Today, let’s talk about two very important concepts in switching power supplies — synchronous rectification and asynchronous rectification. The switching power supply relies on the inductive charging energy storage when the power tube is opened, and the inductive energy is released when the power tube is disconnected to realize the voltage transformation. After the power tube is disconnected, the inductance releases energy to have a current loop, which is different in the selection of current components, it will involve different rectification methods, that is, synchronous rectification and asynchronous rectification. So what is the difference between them?

 

Asynchronous BUCK

There is only one MOS tube (power tube), and the continuous current element is a diode, which belongs to the natural rectification process and does not need a special control circuit to synchronize, so it is called asynchronous rectification.

Asynchronous rectifier circuit

Synchronous BUCK

Use dedicated power MOS with very low on-resistance to replace rectifier diodes to reduce rectifier losses. The power MOS belongs to the voltage control device, and its volt-ampere characteristics are linear when it is on. When the power MOS is used as a rectifier, the gate voltage must be synchronized with the phase of the voltage to be rectified, so it is called synchronous rectification.

Synchronous rectifier circuit

Advantages and disadvantages of asynchronous:

  • High stability

In the case of output current changes, the voltage drop of Schottky diode is quite constant, and there will be no synchronous rectifier circuit in the upper and lower tubes at the same time, so its stability is higher than that of synchronous rectifier circuit.

  • Low Efficiency

When the current flowing through the Schottky diode is large, the voltage generated by the continuous current on the diode is relatively large, when the output voltage is very low, the voltage drop of the diode accounts for a large proportion, it consumes relatively large power, so the efficiency is low when the high current and low voltage output.

 

The advantages and disadvantages of synchronization:

  • It’s efficient

In the MOS parameters, a very important parameter is the on-resistance of the MOS tube. In general, the internal resistance of the MOS tube is very small, generally at the milliohm level, so the pressure drop of the MOS tube after the on-off is relatively low.

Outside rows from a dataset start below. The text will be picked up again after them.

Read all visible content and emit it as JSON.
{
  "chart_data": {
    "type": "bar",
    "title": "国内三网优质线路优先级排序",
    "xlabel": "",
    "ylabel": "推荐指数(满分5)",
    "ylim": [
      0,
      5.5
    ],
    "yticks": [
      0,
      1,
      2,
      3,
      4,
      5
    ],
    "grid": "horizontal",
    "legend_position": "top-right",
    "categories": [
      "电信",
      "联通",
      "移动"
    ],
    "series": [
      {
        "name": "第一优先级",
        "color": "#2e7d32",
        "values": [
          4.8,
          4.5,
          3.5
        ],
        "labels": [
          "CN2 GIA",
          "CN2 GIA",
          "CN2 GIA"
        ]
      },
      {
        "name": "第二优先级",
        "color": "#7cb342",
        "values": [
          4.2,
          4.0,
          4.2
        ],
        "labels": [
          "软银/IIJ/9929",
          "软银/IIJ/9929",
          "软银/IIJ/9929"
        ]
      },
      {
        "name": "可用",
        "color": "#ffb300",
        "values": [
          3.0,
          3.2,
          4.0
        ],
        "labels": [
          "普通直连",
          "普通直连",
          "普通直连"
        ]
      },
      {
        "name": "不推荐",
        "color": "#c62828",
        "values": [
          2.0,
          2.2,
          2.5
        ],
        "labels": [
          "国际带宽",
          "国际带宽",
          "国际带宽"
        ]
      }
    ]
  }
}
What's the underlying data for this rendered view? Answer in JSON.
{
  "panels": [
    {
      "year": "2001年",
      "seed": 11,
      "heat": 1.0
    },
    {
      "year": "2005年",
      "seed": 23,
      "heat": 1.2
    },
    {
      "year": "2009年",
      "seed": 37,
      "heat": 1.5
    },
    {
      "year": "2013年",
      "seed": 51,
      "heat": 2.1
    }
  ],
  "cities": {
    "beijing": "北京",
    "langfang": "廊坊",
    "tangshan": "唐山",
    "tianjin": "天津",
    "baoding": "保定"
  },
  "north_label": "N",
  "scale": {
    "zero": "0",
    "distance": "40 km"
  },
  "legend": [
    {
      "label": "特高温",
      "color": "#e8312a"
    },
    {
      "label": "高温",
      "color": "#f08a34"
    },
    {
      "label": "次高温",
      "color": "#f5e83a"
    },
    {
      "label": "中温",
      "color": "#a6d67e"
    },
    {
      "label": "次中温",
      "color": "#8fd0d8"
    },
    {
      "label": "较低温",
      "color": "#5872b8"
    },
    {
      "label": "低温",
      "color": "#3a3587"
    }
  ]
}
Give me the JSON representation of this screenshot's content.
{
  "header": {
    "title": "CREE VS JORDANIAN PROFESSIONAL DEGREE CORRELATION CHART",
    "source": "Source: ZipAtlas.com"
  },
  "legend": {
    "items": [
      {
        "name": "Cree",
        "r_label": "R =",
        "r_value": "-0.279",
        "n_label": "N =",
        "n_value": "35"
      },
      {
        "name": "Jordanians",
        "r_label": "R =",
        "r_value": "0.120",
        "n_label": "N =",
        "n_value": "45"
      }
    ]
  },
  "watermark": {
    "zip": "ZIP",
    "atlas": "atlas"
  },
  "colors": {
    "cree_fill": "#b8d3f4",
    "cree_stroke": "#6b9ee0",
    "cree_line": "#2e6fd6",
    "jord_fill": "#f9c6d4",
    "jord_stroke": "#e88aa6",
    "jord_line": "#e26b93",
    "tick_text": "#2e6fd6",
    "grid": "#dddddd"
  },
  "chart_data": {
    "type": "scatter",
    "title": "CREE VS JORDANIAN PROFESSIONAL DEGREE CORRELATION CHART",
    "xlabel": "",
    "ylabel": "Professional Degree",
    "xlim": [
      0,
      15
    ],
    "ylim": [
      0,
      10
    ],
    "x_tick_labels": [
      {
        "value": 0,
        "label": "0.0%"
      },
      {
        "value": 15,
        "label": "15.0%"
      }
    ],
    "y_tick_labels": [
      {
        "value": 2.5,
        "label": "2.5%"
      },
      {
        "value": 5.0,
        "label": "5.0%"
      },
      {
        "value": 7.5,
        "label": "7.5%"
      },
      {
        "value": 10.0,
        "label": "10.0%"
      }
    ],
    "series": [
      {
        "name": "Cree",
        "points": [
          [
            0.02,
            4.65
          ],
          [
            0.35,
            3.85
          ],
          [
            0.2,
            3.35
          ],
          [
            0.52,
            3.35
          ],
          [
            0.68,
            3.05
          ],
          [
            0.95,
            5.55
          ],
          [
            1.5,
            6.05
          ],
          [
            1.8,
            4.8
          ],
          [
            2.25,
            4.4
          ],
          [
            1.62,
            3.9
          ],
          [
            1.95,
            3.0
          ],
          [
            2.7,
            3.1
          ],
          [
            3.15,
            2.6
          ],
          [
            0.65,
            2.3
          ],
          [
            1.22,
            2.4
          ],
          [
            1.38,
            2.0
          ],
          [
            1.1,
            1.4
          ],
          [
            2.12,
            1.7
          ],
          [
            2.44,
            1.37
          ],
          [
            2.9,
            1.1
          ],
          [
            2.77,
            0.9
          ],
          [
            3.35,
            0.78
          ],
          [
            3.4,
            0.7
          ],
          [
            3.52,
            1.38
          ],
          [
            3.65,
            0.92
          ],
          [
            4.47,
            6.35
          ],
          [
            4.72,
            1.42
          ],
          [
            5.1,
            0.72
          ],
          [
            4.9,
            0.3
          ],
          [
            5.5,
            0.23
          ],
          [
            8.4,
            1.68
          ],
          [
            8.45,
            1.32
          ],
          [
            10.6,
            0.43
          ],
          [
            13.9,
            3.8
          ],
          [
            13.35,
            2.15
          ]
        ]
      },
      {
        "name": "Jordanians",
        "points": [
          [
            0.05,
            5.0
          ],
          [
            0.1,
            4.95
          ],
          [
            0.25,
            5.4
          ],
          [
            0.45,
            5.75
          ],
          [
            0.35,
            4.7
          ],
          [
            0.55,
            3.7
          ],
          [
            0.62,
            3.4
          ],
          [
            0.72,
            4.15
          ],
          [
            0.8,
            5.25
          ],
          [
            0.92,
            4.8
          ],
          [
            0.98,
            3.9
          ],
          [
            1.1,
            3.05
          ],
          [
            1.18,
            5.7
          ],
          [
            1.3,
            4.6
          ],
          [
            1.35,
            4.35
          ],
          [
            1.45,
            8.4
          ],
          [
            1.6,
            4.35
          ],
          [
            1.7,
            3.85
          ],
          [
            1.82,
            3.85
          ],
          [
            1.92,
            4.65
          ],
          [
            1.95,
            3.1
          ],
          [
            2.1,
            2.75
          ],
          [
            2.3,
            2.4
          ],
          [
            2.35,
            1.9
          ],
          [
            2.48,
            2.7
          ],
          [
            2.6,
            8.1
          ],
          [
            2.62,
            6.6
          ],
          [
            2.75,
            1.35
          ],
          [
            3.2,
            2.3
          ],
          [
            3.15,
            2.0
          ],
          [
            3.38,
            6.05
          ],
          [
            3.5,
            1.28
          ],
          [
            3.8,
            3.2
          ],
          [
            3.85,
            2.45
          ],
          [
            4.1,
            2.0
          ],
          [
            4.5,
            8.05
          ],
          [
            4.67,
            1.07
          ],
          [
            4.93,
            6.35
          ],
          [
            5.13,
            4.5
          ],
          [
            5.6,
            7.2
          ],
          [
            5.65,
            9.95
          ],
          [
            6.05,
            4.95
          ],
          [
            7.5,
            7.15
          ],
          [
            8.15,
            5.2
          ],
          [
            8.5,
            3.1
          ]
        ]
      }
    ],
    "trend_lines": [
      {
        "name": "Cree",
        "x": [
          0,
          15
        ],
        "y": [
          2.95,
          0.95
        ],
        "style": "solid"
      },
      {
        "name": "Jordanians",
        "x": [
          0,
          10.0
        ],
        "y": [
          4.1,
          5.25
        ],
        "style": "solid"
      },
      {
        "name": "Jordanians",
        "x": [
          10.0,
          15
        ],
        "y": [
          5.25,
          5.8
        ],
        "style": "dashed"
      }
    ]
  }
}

Under the same conditions, the on-voltage drop of the general MOS tube is much smaller than the positive on-voltage drop of the ordinary Schottky diode, so the loss power of the MOS tube is much smaller than that of the diode under the same current condition, so the efficiency of the MOS tube will be higher than that of the diode.

  • Lack of stability

MOS tube needs a drive circuit, synchronous rectifier needs to add an additional control circuit for MOS tube, so that the upper and lower two MOS tubes can be synchronized, while the asynchronous diode is naturally rectified, there is no need to add an additional drive control circuit, so for asynchronous, synchronous circuit will be more complicated. The more complex the design circuit, the less reliable the stability.

Synchronous asynchronous options

Choose to use synchronous or asynchronous mainly from the efficiency, cost, reliability and PCB layout area to consider these aspects. For higher output voltage, higher duty cycle, the power consumption of the Schottky diode and synchronous rectifier in the asynchronous system is less, and the conversion efficiency difference between synchronous rectifier and asynchronous rectifier is not obvious; And for low output voltage, low duty cycle, large current applications, the conversion efficiency of synchronous rectification is relatively high. In summary, if the required efficiency is relatively high and the requirements for cost and reliability are not too high, you can choose the synchronous rectification program; If the efficiency requirements are not very high, the asynchronous is preferred, and its reliability is better.

The following is our DC-DC step-down chip:

 

Asynchronous buck typical circuit diagram (SSP9480 as an example)

The SSP9480 is a step-down switching regulator with an integrated power MOSFET tube. Fast loop response and improved loop stability with current mode control.

A wide range of input voltages (4.5V to 80V) provides high efficiency output with continuous 1.2A current, enabling a variety of step-down power conversion applications under the condition of mobile environmental input. The 0.1μA shutdown static current is suitable for battery-powered applications.

Typical circuit diagram of synchronous buck (H9108 as example) 

 

The H9108 is a high frequency, synchronous, rectified, buck switching mode converter with internal power MOSFETs. It offers a very compact solution capable of up to 2A continuous current output capability with excellent load and line regulation in the operating input range :4V to 18V.